Saturday, April 05, 2008

Life impacts my senses at the speed of light

Life impacts my senses at the speed of light. A moment emerges and is gone, both enfolded and supplanted by the next moment, the next sensation, like a mini-series of lives and deaths. When I am present to this I become aware of the ongoing drama of my inner-life, and how untouched I often am by the outer world.

I walked through a garden today, a garden drenched in misty rain, bathed in shadows and momentary shafts of light. It smelled of the earthworm's gratitude and the mating of flowers. My senses delivered me from my self-absorbed brooding. I've much to brood over, I suppose, and no one begrudges me my pensiveness... except me.

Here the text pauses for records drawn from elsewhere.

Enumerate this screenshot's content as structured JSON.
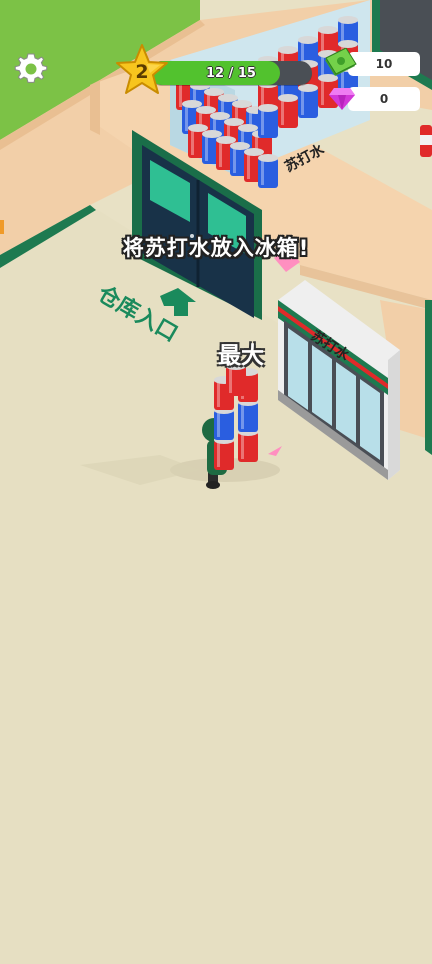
{
  "hud": {
    "level": "2",
    "xp_text": "12 / 15",
    "xp_fraction": 0.8,
    "cash": "10",
    "gems": "0",
    "settings_icon": "gear-icon",
    "cash_icon": "cash-icon",
    "gem_icon": "gem-icon"
  },
  "instruction": "将苏打水放入冰箱!",
  "scene": {
    "warehouse_floor_label": "仓库入口",
    "fridge_sign": "苏打水",
    "shelf_sign": "苏打水",
    "stack_label": "最大"
  },
  "colors": {
    "floor": "#e8e1c5",
    "wall": "#f5d4ae",
    "grass": "#7cc246",
    "accent_green": "#1e8a5c",
    "xp_green": "#52c22e",
    "can_red": "#e02a2a",
    "can_blue": "#2a5ee0"
  }
}
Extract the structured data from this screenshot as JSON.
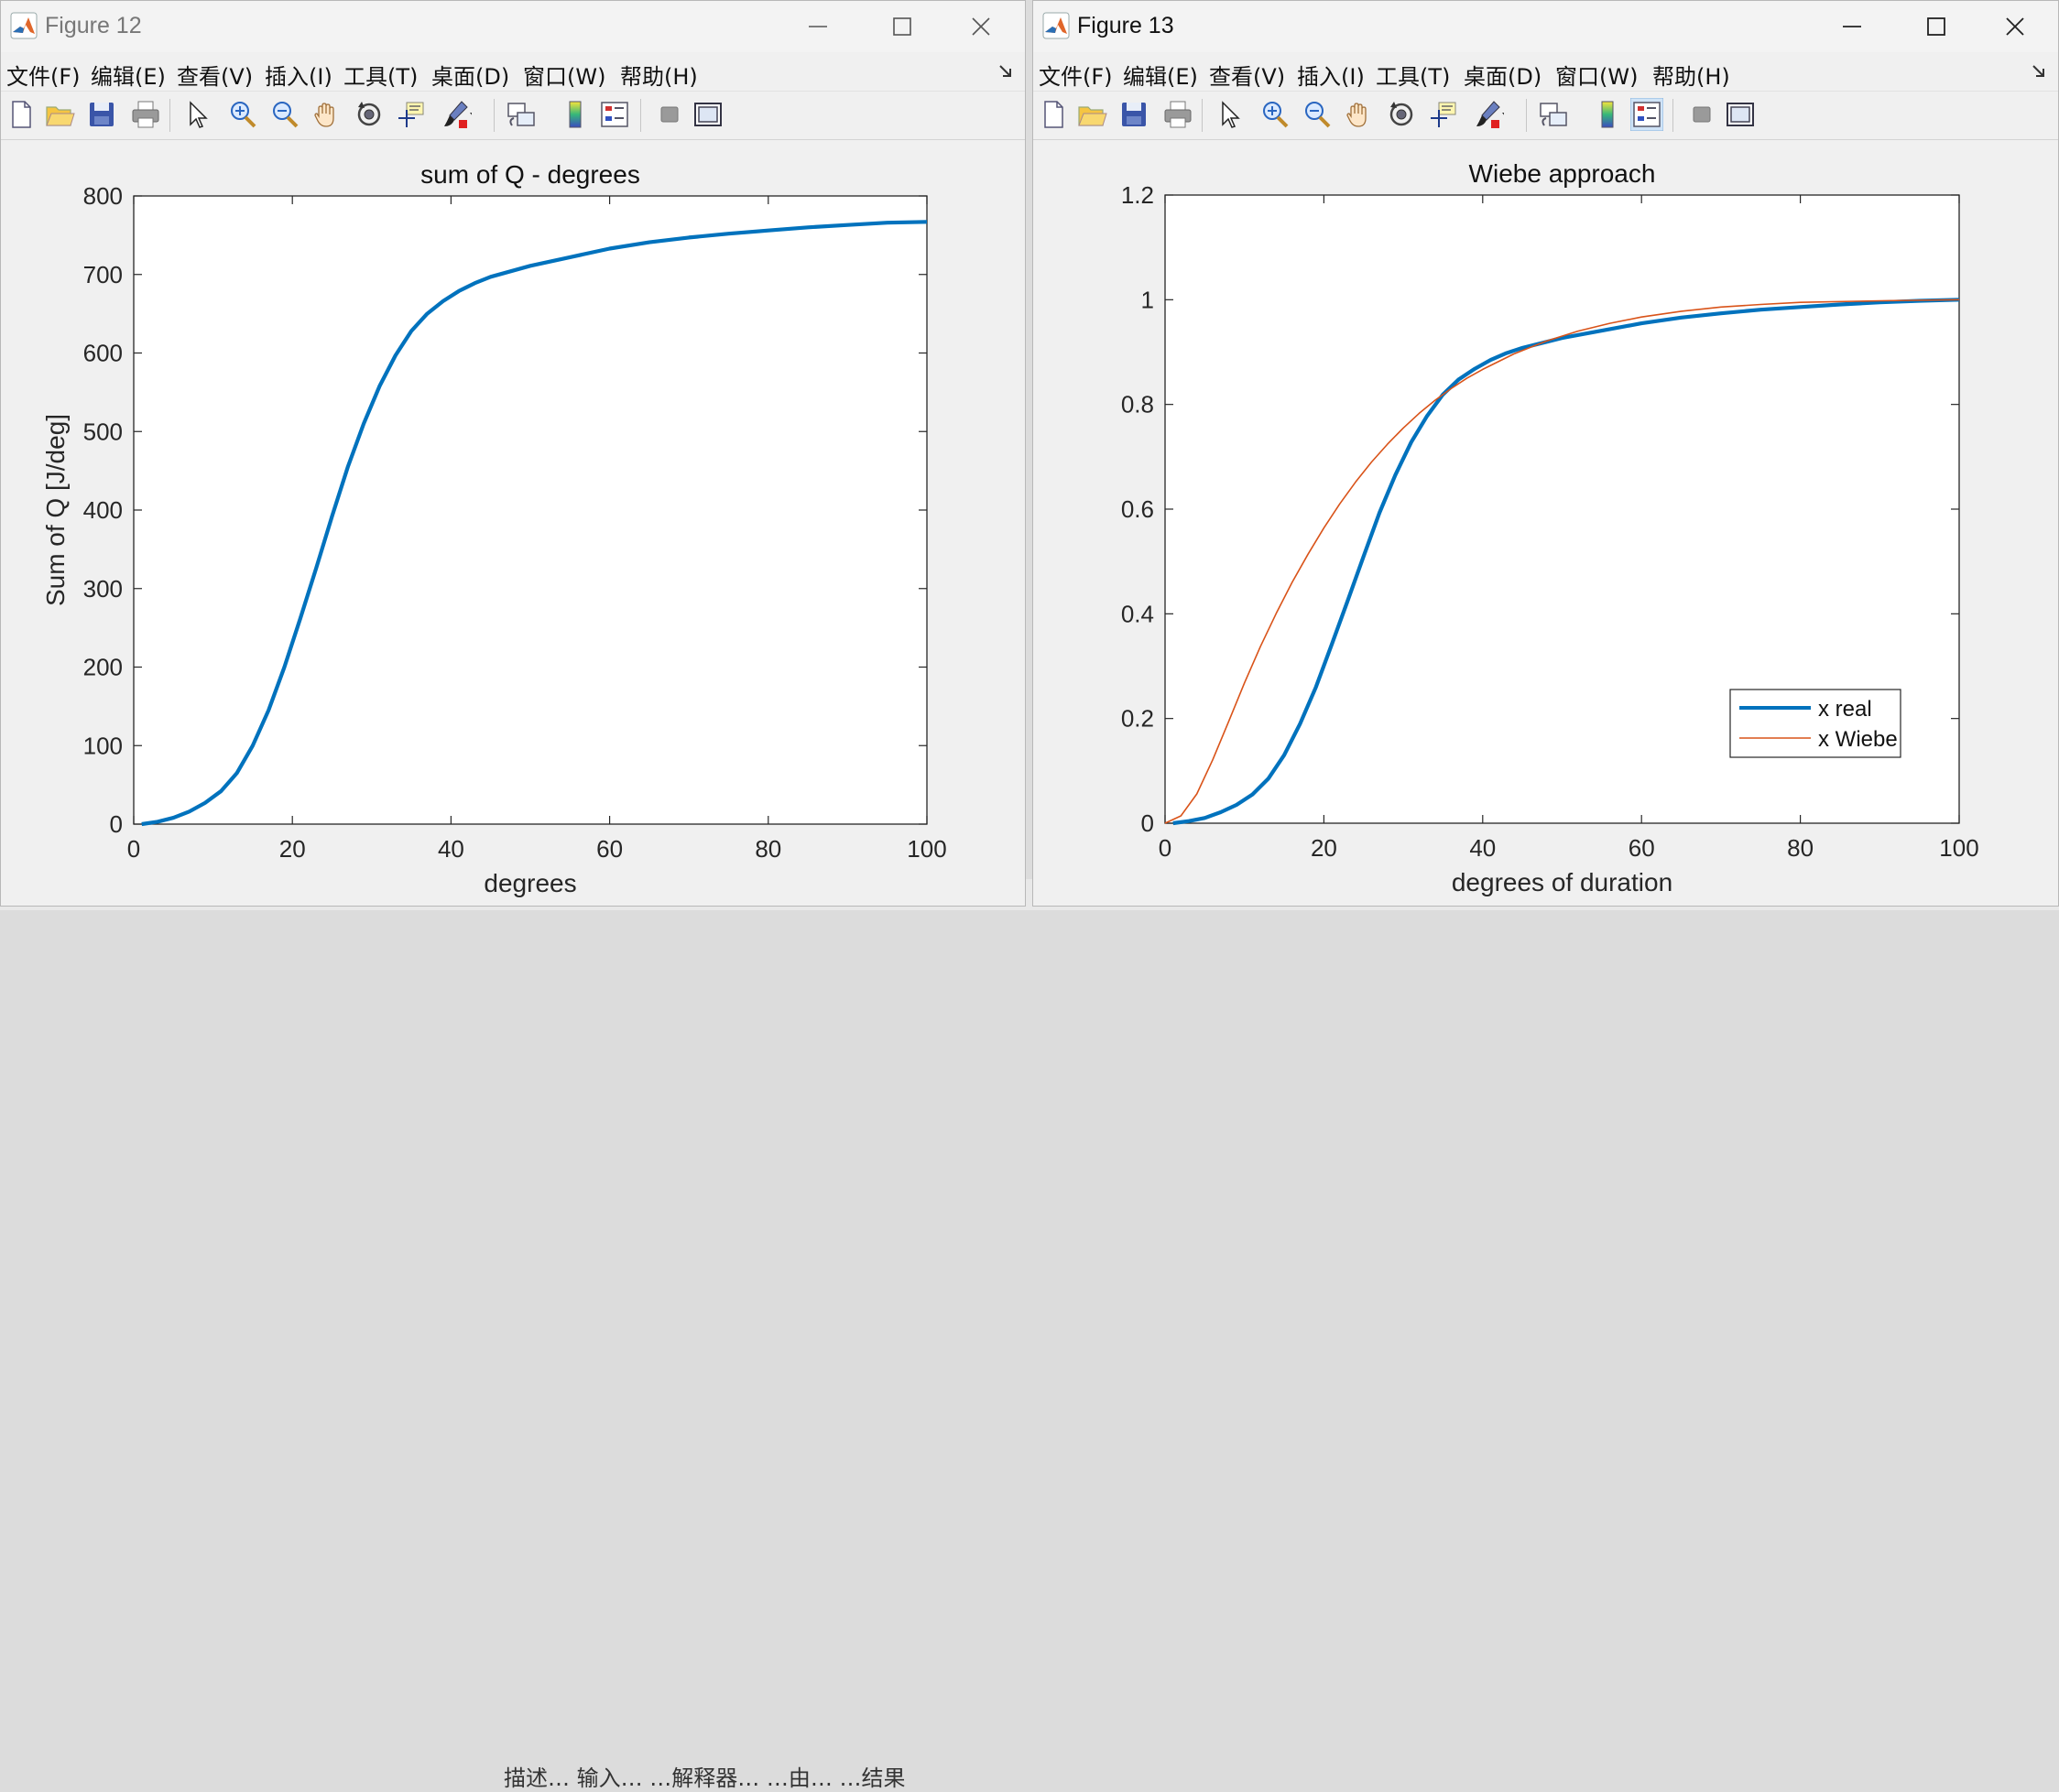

Preoccupied with my thoughts, I walked unseeingly past brilliant red camellias, purple-white magnolias, and tiny yellow azaleas and penjing forests. At some point I realized I had walked a quarter of the way through the garden without seeing a thing. And stopped. My feet had been following the lovely patterned walkway just as my mind had been following its predictable course, flowing along the thought-patterns I've developed over the years. In the tumult of life, I look for ways to control my circumstances, for ways to alleviate the pain of suffering and loss, the crush of anxiety, and the desire for isolation. And often, the way I cope, the way many people cope, is to try to fit experiences into a predictable pattern so that I can then anticipate the future.

Life is uncertain. It is contingent. It is poignant. It is absurd, and tragic, and indescribably beautiful. It happens. I cannot control the flow of life. I cannot control the speed at which life impacts me. I can only control myself: how I respond within, and how I react. My senses send messages to my brain about reality, and the filter of my attitudes in turn creates my perception of reality. In resuming the life I left behind in January, I jumped into an irresistible flow of if-only's and should-be's and might-have-beens that generated feelings of frustration and disappointment and sadness.

And standing there in the garden, my hair and face misted with cool moisture, my nose assaulted with scents and my eyes with colour, I stopped. I dropped out of my preoccupied thought-flow and opened myself up to the sensual immediacy of what I was experiencing in the here-now. And in doing so, I remembered my freedom.

I was born free. Free of cares and concerns and cravings. My concerns were immediate: food, water, shelter, affection. I responded to and learned from my environment: this burns, that is so cold it hurts, this stings, that tastes sweet, etc. And then I learned semiotics and language. I learned what things meant. And I also learned to give meanings to things. And that... that is what started the descent into hell--that fall from innocence. Life happens around children, and they use their children's minds to determine causality, and then meaning, and they build continuously upon this fragile framework of childish logic an adult life, until as adults we are long past realizing that we are responding to The Now out of patterns established in childhood that have no bearing on the present. Such patterns rarely lead to healthy, rich, fulfilling adult lives. How can they? Children are acquisitive. They want. They dream. They are continuously bewitched by the perceived desirability of what they see/imagine but do not have. Some adults evolve beyond this stage, but most do not. Most of us live under a childish cloud of dissatisfied acquisition and unconsummated craving.

Life impacted my senses, and my senses sent their messages to my brain, and my mind finally called everything to a halt. It took stock of where I was and what I was experiencing, and in that moment, I knew who and what I was, and I responded freely and authentically to what was actually happening. I remembered my freedom and my joy, remembered that there is no intrinsic meaning to my life. My life is like an empty vessel, and I choose what fills it. There in the garden, I emptied the cup of my mind, and then extended myself, extended all of my senses, and experienced the moment. I took refuge in the moment and found sanctuary. I found freedom in the absence of all that 'meaning' I had haphazardly gathered in an attempt to define both the world and who I was in it.

It was a moment of bliss, a moment in which I could see beyond the vanishing point of my perspective to the place where it converges with the infinite possibility of All-That-I-Am. And then it was gone. In a flash, the habitual thought-patterns reasserted themselves and
I was once again my familiar self. My consciousness embraced my identity like a child does a beloved toy. My sense of calmness and vulnerability remained with me for the duration of my walk through the garden, however, and I resolved to remember to embrace the life that impacts me at the speed of light.



Anonymous Anonymous said...

... and to embrace the light that carries me at the speed of life.